Ben iki ay önce aktif göre almaya başladım. Biliyorsunuz ben dışarıdan, başka bir listeden geldim. Birinci yedek olduğum için böyle bir durum söz konusu. Biliyorsunuz, pandemiden dolayı siyasilerin çok aktif çalışmaları yok. Fakat sizin de takip ettiğiniz gibi köylerde çalışmamız oldu. Aliağa, Bergama gibi yelerde çok verimli geçen çalışma programımız vardı, bunlar giderek büyüyor. Kendi çalışma alanımla ilgili 30 ilçede seçimlerde kullanılacak ortak dil geliştirme alanında çalışıyoruz. Komisyonlar oluşturacağız, 30 ilçede binlerce üyemizi seçimlerden çok önce ortak dili oluşturup, sorunları halkımıza aktaracağız. Bütün arkadaşlarımız daha iyi koşulların olması için çalışıyor.
Genel merkez, seçim startıyla ilgili çalışma başlattı. Bu arada erken seçim konusunda ne düşünüyorsunuz?

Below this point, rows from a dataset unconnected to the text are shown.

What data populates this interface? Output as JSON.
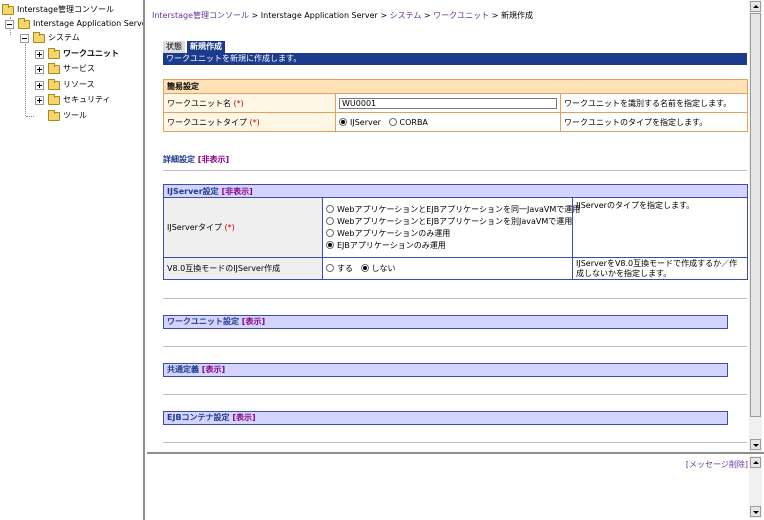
{
  "tree": {
    "root": "Interstage管理コンソール",
    "server": "Interstage Application Server",
    "system": "システム",
    "items": [
      {
        "label": "ワークユニット",
        "bold": true
      },
      {
        "label": "サービス"
      },
      {
        "label": "リソース"
      },
      {
        "label": "セキュリティ"
      },
      {
        "label": "ツール"
      }
    ]
  },
  "breadcrumb": {
    "console": "Interstage管理コンソール",
    "sep": " > ",
    "server": "Interstage Application Server",
    "system": "システム",
    "workunit": "ワークユニット",
    "current": "新規作成"
  },
  "tabs": {
    "status": "状態",
    "create": "新規作成"
  },
  "tab_message": "ワークユニットを新規に作成します。",
  "simple_settings": {
    "title": "簡易設定",
    "required_mark": "(*)",
    "name_label": "ワークユニット名",
    "name_value": "WU0001",
    "name_desc": "ワークユニットを識別する名前を指定します。",
    "type_label": "ワークユニットタイプ",
    "type_options": [
      "IJServer",
      "CORBA"
    ],
    "type_selected": 0,
    "type_desc": "ワークユニットのタイプを指定します。"
  },
  "detail_settings": {
    "label": "詳細設定",
    "toggle": "[非表示]"
  },
  "ijserver": {
    "title": "IJServer設定",
    "toggle": "[非表示]",
    "type_label": "IJServerタイプ",
    "required_mark": "(*)",
    "type_options": [
      "WebアプリケーションとEJBアプリケーションを同一JavaVMで運用",
      "WebアプリケーションとEJBアプリケーションを別JavaVMで運用",
      "Webアプリケーションのみ運用",
      "EJBアプリケーションのみ運用"
    ],
    "type_selected": 3,
    "type_desc": "IJServerのタイプを指定します。",
    "compat_label": "V8.0互換モードのIJServer作成",
    "compat_options": [
      "する",
      "しない"
    ],
    "compat_selected": 1,
    "compat_desc": "IJServerをV8.0互換モードで作成するか／作成しないかを指定します。"
  },
  "collapsed_sections": [
    {
      "label": "ワークユニット設定",
      "toggle": "[表示]"
    },
    {
      "label": "共通定義",
      "toggle": "[表示]"
    },
    {
      "label": "EJBコンテナ設定",
      "toggle": "[表示]"
    }
  ],
  "message_pane": {
    "clear_link": "[メッセージ削除]"
  },
  "icons": [
    "folder-icon",
    "expand-plus-icon",
    "collapse-minus-icon",
    "radio-icon",
    "scroll-up-arrow-icon",
    "scroll-down-arrow-icon"
  ]
}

Bilgiden ziyade, Genel Başkanımızın üstünde durduğu şey şu: Biz erken seçim istiyoruz; ama halk da erken seçim istiyor. Neden olduğu belli zaten. İşsizlik, uluslararası ilişkiler, çok ciddi sorunlarımızın olduğu dönemdeyiz. İktidar buna cevap veremiyor. Bütün örgütlerimizi dinamik hale getiriyoruz. Sandık başındaki görevlilerden tutun, sahadaki çalışmalarda dinamikleşiyoruz. Sandığa gelmeyen kitlelere ulaşmaya çalışıyoruz. Bu konuda çalışmalarımız bitti, sahaya inmeye başladık. Güneydoğu’da doğu masası oluştu. O bölgelerde bize akın akın katılımlar var. Kendi bulunduğumuz ilde heyecan var. İzmir’de yerelde iktidar olsak da halk bizi genelde iktidar görmek istiyor.
Seçim işlerinden sorumlu siyasi propaganda alanı sizin alanınız. Diğer millet ittifakı patileriyle ilişkileriniz nasıl?
Tüzel kişilik konusunda kendi çalışmalarımı bitirmemiz gerekiyor, bizim genel merkez düzeyinde ittifak edeceğimiz partilerle birlikte onların göstereceği yolda yürüyeceğiz. Elbette diğer siyasi partileri gözlüyoruz, izliyoruz. Onların ne yapıp ne yapmayacağı konusunda, ürettikleri ne varsa takip etmekle mükellefiz. Daha onlarla diyalog içinde değiliz. İktidara karşı bütün bileşenleler birlikte hareket edeceğiz.